My Secret Affair With Chinese Takeout
Since then, Chinese food as a whole has been unfairly characterized as unhealthy or unclean—a myth dating back to the 1960s, when the New England Journal of Medicine reported a condition known as “Chinese restaurant syndrome.” Symptoms, allegedly related to MSG, included weakness, palpitations, and headaches. Merriam-Webster officially added the term to its dictionary in the 1990s but has since reconsidered, revising the entry due to its racist implications. And though research has failed to prove a link between illness and MSG, the negative association lingers to this day.
As an American kid, born and raised in New York, I didn’t know much of this fraught history. But I had experienced firsthand its lasting effects. In elementary school, my classmates often teased me for eating the home-cooked leftovers my parents packed me for lunch. One day, I remember bringing chicken with bok choy and white rice, and a kid taunting me: “Why don’t you eat more fried rice so your eyes get chinkier?” Even though this didn’t make any sense (I wasn’t even eating fried rice), I stowed the food away, mortified. When my grandma, Ah Po, picked me up after school, I walked ahead of her the entire way home so she wouldn’t see the tears streaming down my face.

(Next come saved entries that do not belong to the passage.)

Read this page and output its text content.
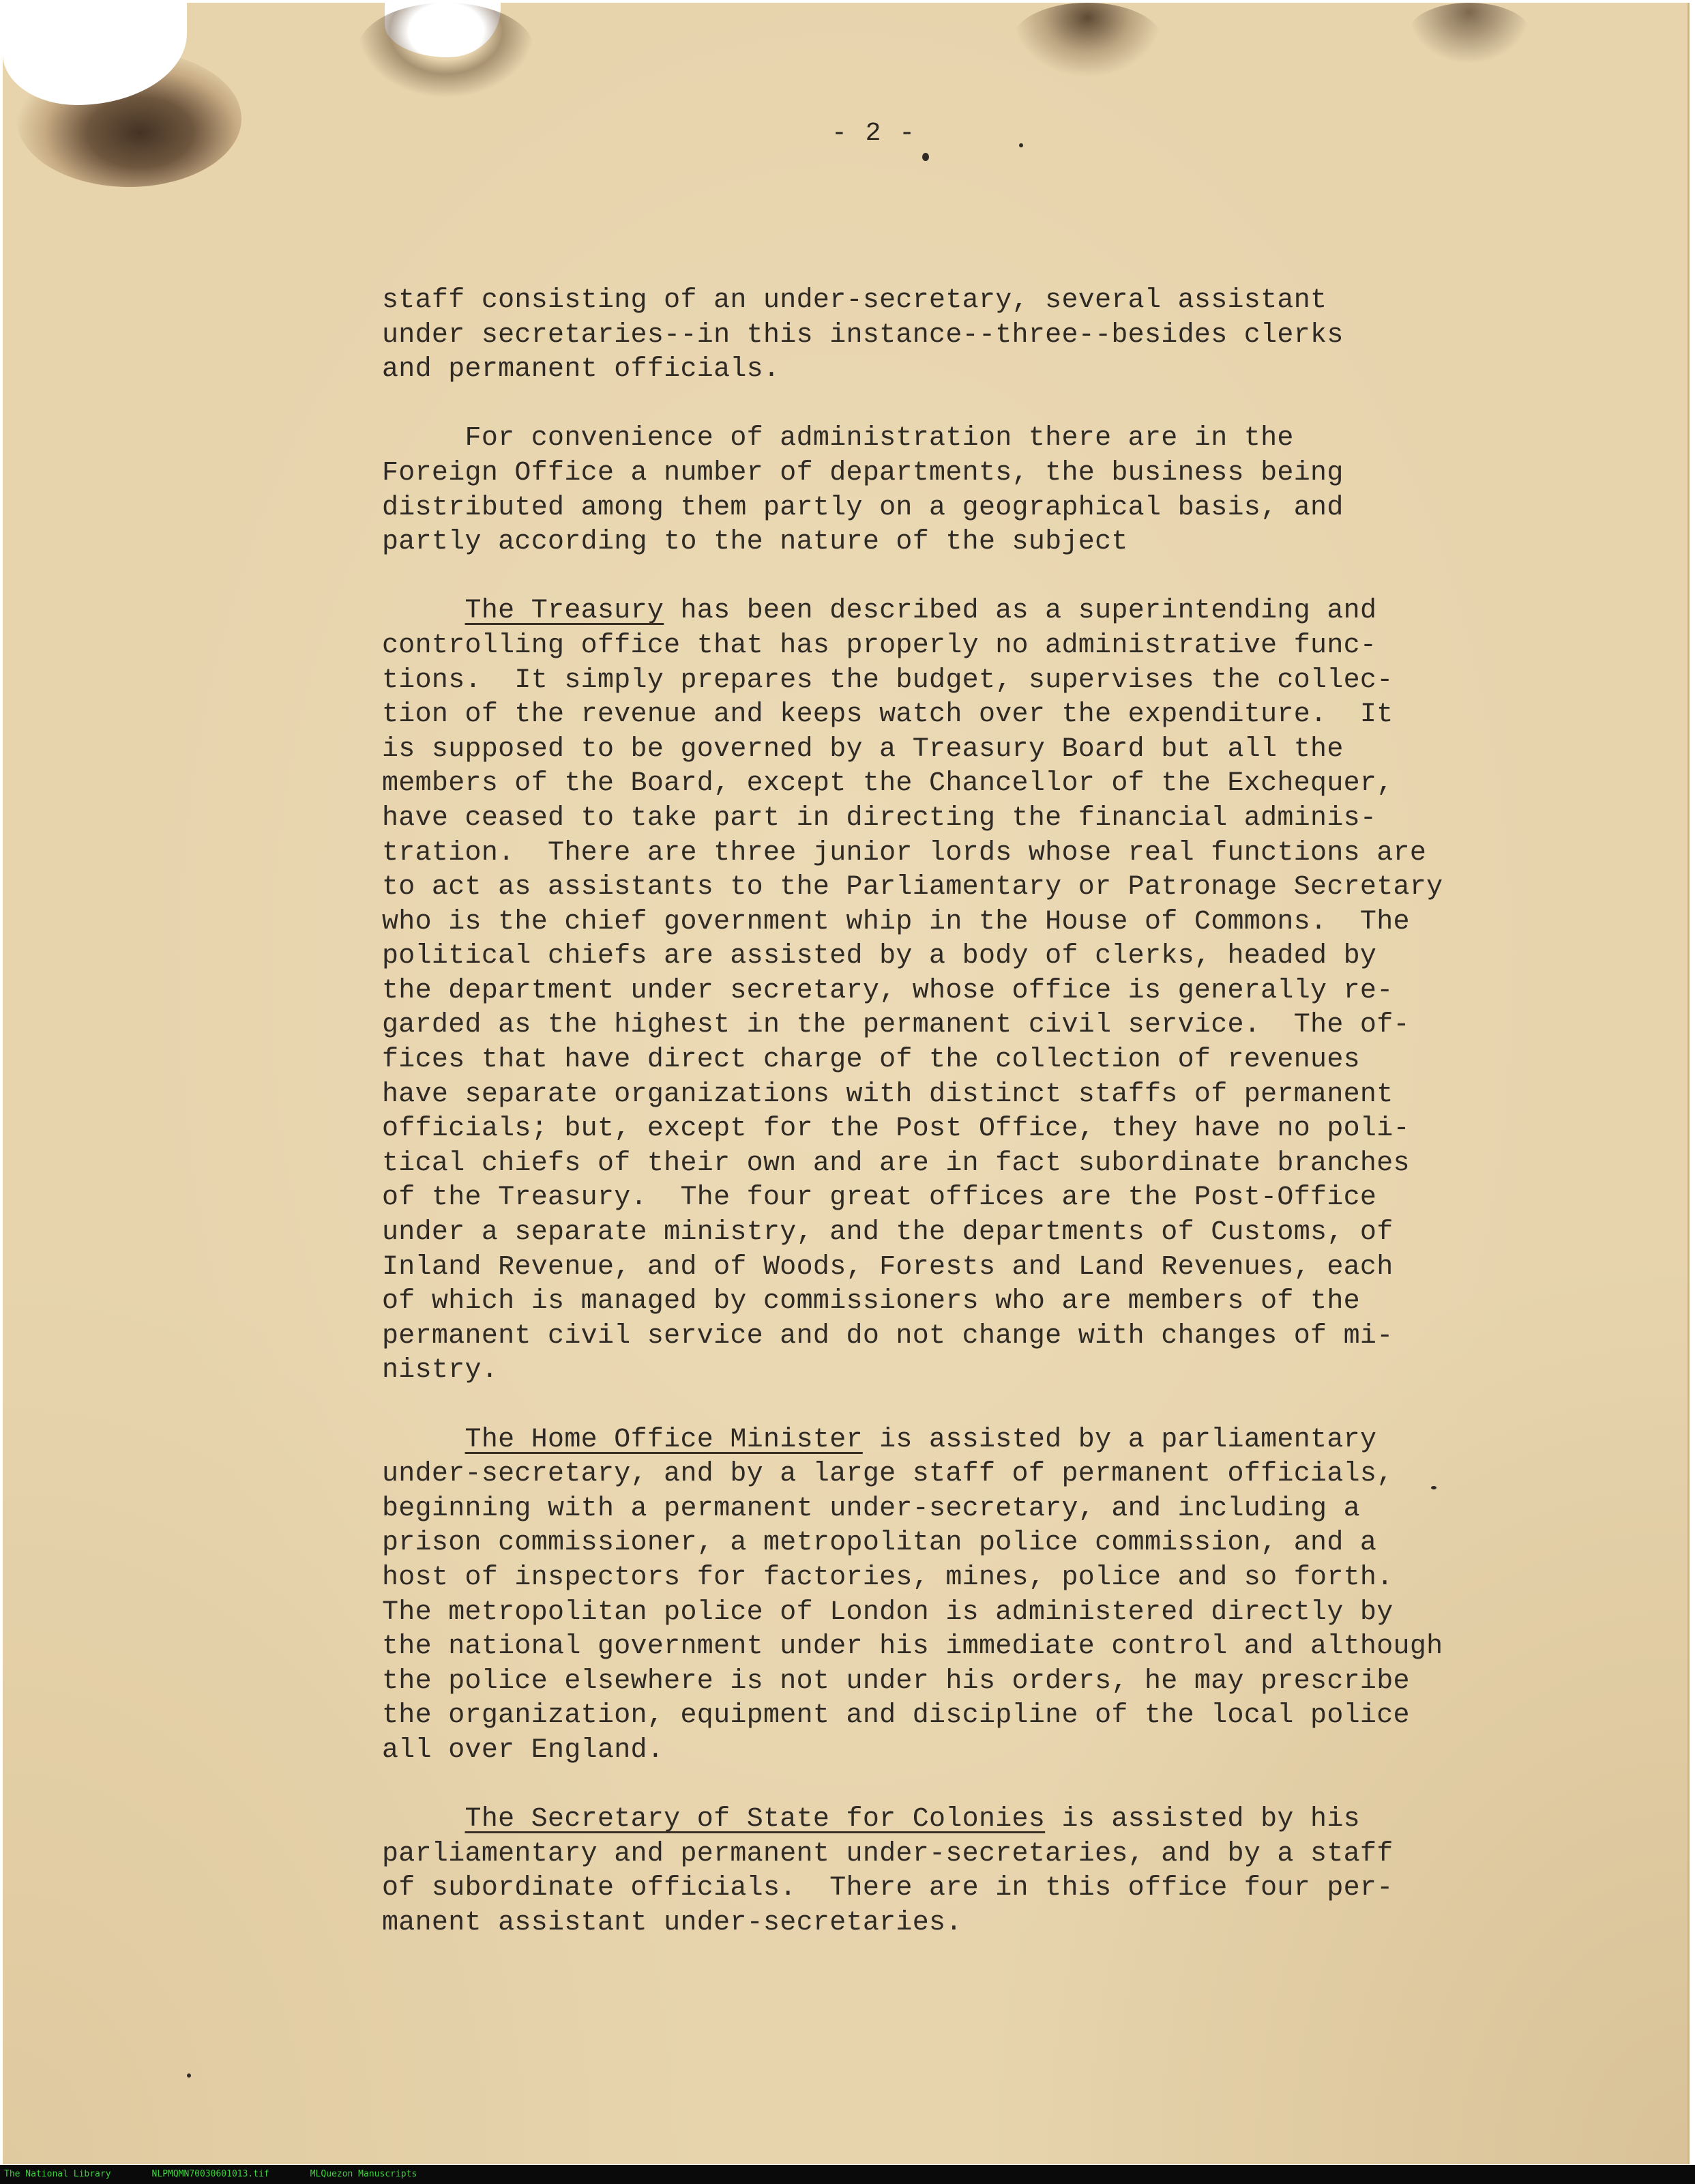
- 2 -

staff consisting of an under-secretary, several assistant
under secretaries--in this instance--three--besides clerks
and permanent officials.
For convenience of administration there are in the
Foreign Office a number of departments, the business being
distributed among them partly on a geographical basis, and
partly according to the nature of the subject
The Treasury has been described as a superintending and
controlling office that has properly no administrative func-
tions.  It simply prepares the budget, supervises the collec-
tion of the revenue and keeps watch over the expenditure.  It
is supposed to be governed by a Treasury Board but all the
members of the Board, except the Chancellor of the Exchequer,
have ceased to take part in directing the financial adminis-
tration.  There are three junior lords whose real functions are
to act as assistants to the Parliamentary or Patronage Secretary
who is the chief government whip in the House of Commons.  The
political chiefs are assisted by a body of clerks, headed by
the department under secretary, whose office is generally re-
garded as the highest in the permanent civil service.  The of-
fices that have direct charge of the collection of revenues
have separate organizations with distinct staffs of permanent
officials; but, except for the Post Office, they have no poli-
tical chiefs of their own and are in fact subordinate branches
of the Treasury.  The four great offices are the Post-Office
under a separate ministry, and the departments of Customs, of
Inland Revenue, and of Woods, Forests and Land Revenues, each
of which is managed by commissioners who are members of the
permanent civil service and do not change with changes of mi-
nistry.
The Home Office Minister is assisted by a parliamentary
under-secretary, and by a large staff of permanent officials,
beginning with a permanent under-secretary, and including a
prison commissioner, a metropolitan police commission, and a
host of inspectors for factories, mines, police and so forth.
The metropolitan police of London is administered directly by
the national government under his immediate control and although
the police elsewhere is not under his orders, he may prescribe
the organization, equipment and discipline of the local police
all over England.
The Secretary of State for Colonies is assisted by his
parliamentary and permanent under-secretaries, and by a staff
of subordinate officials.  There are in this office four per-
manent assistant under-secretaries.
The National Library	NLPMQMN70030601013.tif	MLQuezon Manuscripts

I never told my family about these encounters because I knew they wouldn’t understand. My father was proud of the food we ate at home—traditional southern Chinese dishes such as delicately steamed whole fish or bak chit gai (slow poached chicken flavored with ginger and scallion). He seemed to resent how Americans incorrectly considered “dirty,” sodium-forward fast foods as true representations of his culture, when these dishes looked nothing like the food on our dinner table. But those kids teasing me at school didn’t consider our home-cooked meals any different than what came out of an oyster pail. They saw what we ate as dirty too.
Looking back, I spent those formative years in such agonizing limbo. I loved our family’s cooking as much as the fried noodles from down the street, but it didn’t seem possible to hold both identities at once. So I stopped speaking Chinese and eating my parents’ food in public. I devoured my illicit takeout in secret whenever my father worked late. Or at my friend’s house, blissfully scarfing down General Tso’s chicken until I felt sick. I kept all of this quiet to avoid disappointing my father. But in the process, I never managed to figure out how to be American or Chinese enough for myself.
Two decades later, those memories still creep up occasionally and reverberate through my body. I see now that my father and I had much more in common than I realized as a child. On the surface, it was easier to write off my father’s disapproval of American Chinese food for “authenticity” reasons: He didn’t see himself or his family reflected in egg foo young or crab Rangoon. But what we shared was a kind of kindred shame. Long after the repeal of the Chinese Exclusion Act, when my father first moved to America in 1984, he could only find work at a Chinese restaurant. In the ultimate act of humility, for 27 years, he cooked the food he despised. As for me, every instance I indulged without his knowledge, or lied to my friends about his job, felt like a betrayal. By hiding these truths, I hid myself in the process; that way, I could never hurt him.
Though my father may never admit it, Chinese takeout is part of his identity. And this food does reflect who we are; it’s a resourceful blend of our two cultures, a part of our immigrant story, a living metaphor for survival. The burn scars on his arms from cooking with hot woks are emblems of his own resilience and grit. They remind me that there’s honor in being his daughter.
These days, I still find myself craving chicken in garlic sauce. Following a long hiatus, I ordered the dish from a different restaurant, near my new home across the country, in Los Angeles. Even though I didn’t have to eat it in secret anymore, the food was as alluring as I remembered. Just like how my brother taught me years ago, I opened the oyster pail ceremoniously and made myself a plate. Somehow, the sauce tasted sweeter, the broccoli crisper, the chicken juicier. I closed my eyes, chewed slowly, and savored every garlicky, perfect bite.